There is a quiet undercurrent of opposition to measures aimed at expanding cycling opportunities due to the actions of  overzealous cyclists who adopt an air of entitlement and thrust their demands on local and regional government bodies.

Basically, Maple Ridge is a linear community, with most of our commuting routes running east and west, which means the majority of commuters must use Dewdney Trunk Road, Abernethy Way/128th Avenue, Lougheed Highway, or the Haney Bypass.

There are no existing safe cycling routes for commuters who must pass through the downtown area.

From Telosky Stadium to 222nd Street, cyclists must share sidewalks with pedestrians, electric scooters and occasional sandwich board sign.

This has resulted in cyclists using the bypass or other routes to get around the downtown bottleneck.

To make matters worse, discussions are underway to allow greater use of downtown sidewalks by restaurants and other commercial ventures.

Won’t that just be ducky,  commuting cyclists sharing the same space with tables and chairs, produce stands, scooters, pedestrians, moronic speeding cyclists and whatever other impediments that will be strewn along the sidewalks.

In the past few years, huge sums of money have been spent on the Lougheed Highway between 228th Street and 222nd streets, but none of that money has improved safety for cyclists, who are still encouraged to use sidewalks in the so-called improved area.

Neither did the improvement project do much for vehicle safety, with traffic lanes remaining dangerously narrow in the 50-kilometers-per-hour zone.

And, if that wasn’t enough, several parking spaces were eliminated in the key section between 223rd Street and Haney Boulevard, along the Lougheed Highway.

However, municipal council, recognizing the design errors in the already too busy downtown area, approved the expenditure of about a million dollars on a bike path to nowhere on the north side of the Lougheed Hwy., from 216th to Laity streets.

This stretch of the highway already had an existing asphalt sidewalk, which had been successfully shared by cyclists, pedestrians and scooter operators for many years.

If the million-dollar project had been Phase 1 of a larger overall project, it would be understandable. But it is a stand-alone project.

Although it will have nice street lights and landscaping, it remains an asphalt path only slightly wider than the sidewalk it replaced.
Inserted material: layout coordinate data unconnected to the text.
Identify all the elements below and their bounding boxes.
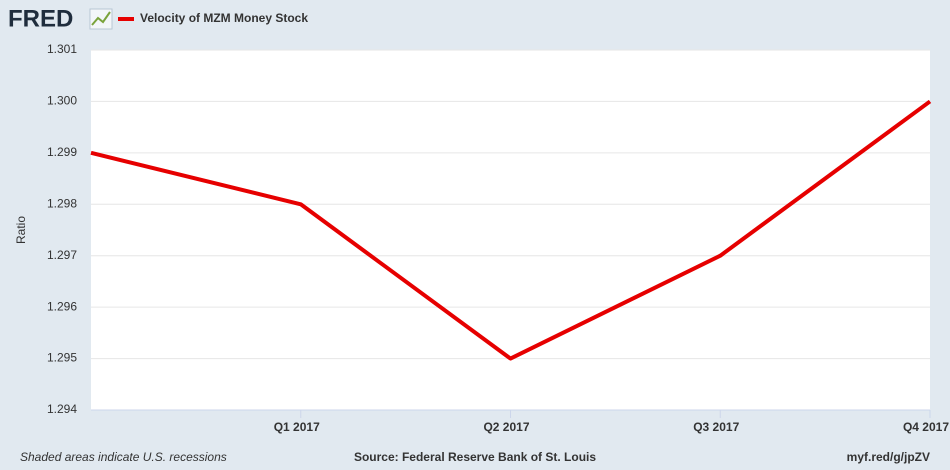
logo-icon-line (91, 11, 111, 26)
y-axis-label: Ratio (14, 216, 28, 244)
x-tick-label: Q1 2017 (274, 420, 320, 434)
plot-area (91, 50, 930, 410)
series-line (90, 99, 932, 361)
y-tick-label: 1.296 (47, 299, 77, 313)
footer-source: Source: Federal Reserve Bank of St. Loui… (354, 450, 596, 464)
x-tick-label: Q3 2017 (693, 420, 739, 434)
y-tick-label: 1.295 (47, 351, 77, 365)
y-tick-label: 1.299 (47, 145, 77, 159)
y-tick-label: 1.301 (47, 42, 77, 56)
x-tick-label: Q4 2017 (903, 420, 949, 434)
y-tick-label: 1.300 (47, 94, 77, 108)
legend-label: Velocity of MZM Money Stock (140, 11, 308, 25)
footer-link: myf.red/g/jpZV (847, 450, 930, 464)
logo: FRED (8, 5, 73, 32)
logo-icon (89, 8, 113, 30)
y-tick-label: 1.294 (47, 402, 77, 416)
y-tick-label: 1.297 (47, 248, 77, 262)
y-tick-label: 1.298 (47, 196, 77, 210)
footer-note: Shaded areas indicate U.S. recessions (20, 450, 227, 464)
x-tick-label: Q2 2017 (483, 420, 529, 434)
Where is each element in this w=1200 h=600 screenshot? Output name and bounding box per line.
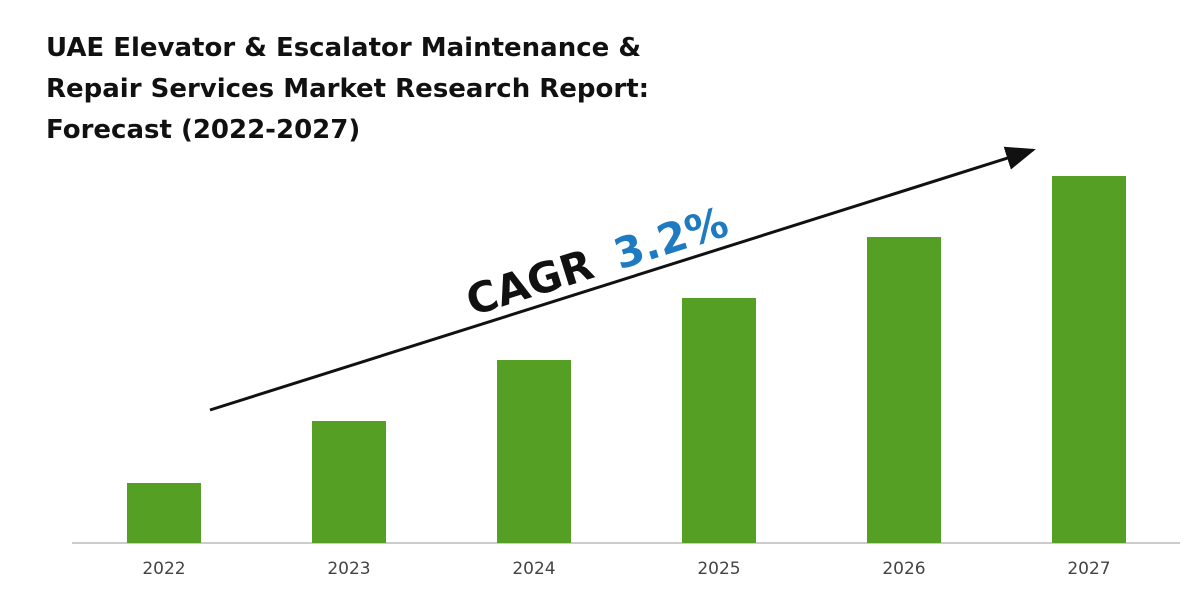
bar [1052,176,1126,543]
bar [867,237,941,543]
x-tick-label: 2023 [327,559,370,579]
x-tick-label: 2025 [697,559,740,579]
trend-arrow [209,146,1036,412]
bar [312,421,386,543]
x-tick-label: 2026 [882,559,925,579]
cagr-label: CAGR [460,240,599,326]
bar [682,298,756,543]
bar [127,483,201,543]
cagr-value: 3.2% [608,197,734,279]
x-tick-label: 2027 [1067,559,1110,579]
x-tick-label: 2022 [142,559,185,579]
chart-title-line: Forecast (2022-2027) [46,115,360,145]
bar [497,360,571,543]
chart-title-line: UAE Elevator & Escalator Maintenance & [46,33,641,63]
x-tick-label: 2024 [512,559,555,579]
chart-title-line: Repair Services Market Research Report: [46,74,649,104]
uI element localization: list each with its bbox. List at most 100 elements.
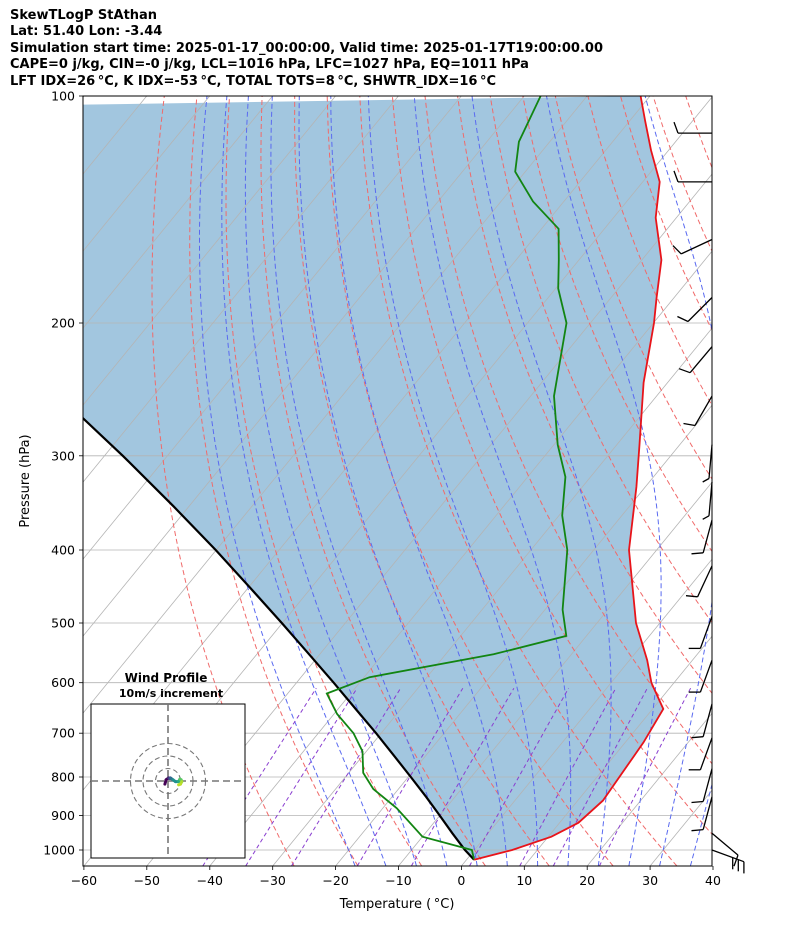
dry-adiabat [783,96,794,866]
wind-barb [673,121,712,134]
moist-adiabat-lines [199,96,712,866]
y-tick-label: 900 [51,808,75,823]
hodograph-subtitle: 10m/s increment [119,687,223,700]
station-coordinates: Lat: 51.40 Lon: -3.44 [10,24,163,40]
dry-adiabat [718,96,794,866]
isotherm [83,96,273,329]
wind-barb-staff [702,768,713,802]
isotherm [335,404,712,866]
x-tick-label: 10 [516,873,532,888]
wind-barb-flag [702,477,710,483]
wind-barb-staff [689,346,713,374]
isotherm [146,173,712,866]
isotherm [83,96,211,252]
wind-barb-staff [687,297,713,322]
wind-barb-staff [697,565,713,598]
moist-adiabat [413,96,572,866]
wind-barb-flag [691,828,704,832]
wind-barb-flag [691,736,704,739]
temperature-line [473,96,665,861]
wind-barb [688,737,713,771]
dry-adiabat [225,96,423,866]
cape-cin-shading [83,96,664,860]
x-tick-label: −20 [322,873,348,888]
wind-barb-flag [691,552,704,555]
wind-barb [711,849,745,874]
x-tick-label: 40 [705,873,721,888]
moist-adiabat [199,96,356,866]
x-tick-label: −10 [385,873,411,888]
dry-adiabat [751,96,794,866]
wind-barb-staff [699,737,713,771]
wind-barb [691,519,713,555]
wind-barb-flag [685,595,698,598]
wind-barb [691,768,713,804]
plot-content [83,96,794,866]
y-axis-label: Pressure (hPa) [18,434,33,527]
wind-barb-staff [694,395,713,426]
y-tick-label: 1000 [43,843,75,858]
x-tick-label: 0 [457,873,465,888]
stability-indices: CAPE=0 j/kg, CIN=-0 j/kg, LCL=1016 hPa, … [10,57,529,73]
wind-barb-staff [711,849,745,863]
hodograph-content [91,704,245,858]
simulation-times: Simulation start time: 2025-01-17_00:00:… [10,40,603,56]
y-tick-label: 400 [51,543,75,558]
wind-barb-staff [711,832,739,856]
hodograph-segment [177,782,182,787]
isotherm [83,96,399,483]
dry-adiabat-lines [151,96,794,866]
wind-barb [683,395,713,427]
moist-adiabat [330,96,508,866]
wind-barb [678,346,713,374]
wind-barb-staff [680,238,713,255]
mixing-ratio-line [519,687,617,866]
wind-barb [688,616,713,650]
moist-adiabat [244,96,417,866]
mixing-ratio-line [552,687,648,866]
dry-adiabat [189,96,359,866]
wind-barb-flag [683,422,696,427]
dry-adiabat [359,96,678,866]
wind-barb-staff [699,616,713,649]
chart-header: SkewTLogP StAthan Lat: 51.40 Lon: -3.44 … [10,8,603,90]
x-tick-label: 30 [642,873,658,888]
x-tick-label: 20 [579,873,595,888]
dry-adiabat [260,96,486,866]
y-tick-label: 800 [51,770,75,785]
moist-adiabat [298,96,478,866]
isotherm [398,481,712,866]
isotherm [776,96,794,866]
dry-adiabat [151,96,295,866]
dry-adiabat [391,96,712,835]
wind-barb-flag [691,800,704,804]
wind-barb-flag [733,854,739,867]
isotherm [272,327,712,866]
isotherm [83,96,525,637]
wind-barb [677,297,713,323]
wind-barb-staff [699,659,713,693]
wind-profile-inset: Wind Profile 10m/s increment [90,671,246,859]
y-tick-label: 200 [51,316,75,331]
isotherm [713,96,794,866]
dry-adiabat [294,96,550,866]
wind-barb-staff [702,796,713,830]
mixing-ratio-line [291,687,402,866]
wind-barb-flag [677,315,689,323]
wind-barb-flag [672,245,682,255]
isotherm [83,96,85,98]
y-tick-label: 100 [51,89,75,104]
y-axis-ticks: 100 200 300 400 500 600 700 800 900 1000 [43,89,83,858]
hodograph-title: Wind Profile [125,671,208,685]
dry-adiabat [326,96,614,866]
mixing-ratio-line [598,687,692,866]
sounding-title: SkewTLogP StAthan [10,8,158,23]
x-tick-label: −50 [134,873,160,888]
x-tick-label: −40 [197,873,223,888]
wind-barb-flag [702,515,710,520]
x-axis-ticks: −60 −50 −40 −30 −20 −10 0 10 20 30 40 [71,866,721,888]
parcel-shading [83,96,664,860]
mixing-ratio-line [356,687,464,866]
mixing-ratio-line [410,687,515,866]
And, of course, many of the highway improvements are funded through levies on motor vehicle use, none of which is paid by cyclists.

There have been suggestions that a license fee be imposed on cyclists to help generate funds for improved safe cycling routes. It sounds simple, but it would be no more practical than the existing regulation, which requires the use of helmets by cyclists, a law which is almost totally ignored by police and bylaw officers, who are responsible for its enforcement.

There are individuals and at least one organization working with municipal officials to promote safe cycling through better planning of cycling routes. Let’s hope it doesn’t lead to anymore million dollar cycling paths to nowhere.

Let’s also hope it leads to an improved attitude with cyclists who insist on riding two or three abreast on busy roads. If you want the same privileges as motorists, obey the same rules and pay your fair share of the cost of the roads you share with motorists.

Sandy Macdougall is a retired journalist and former district councillor.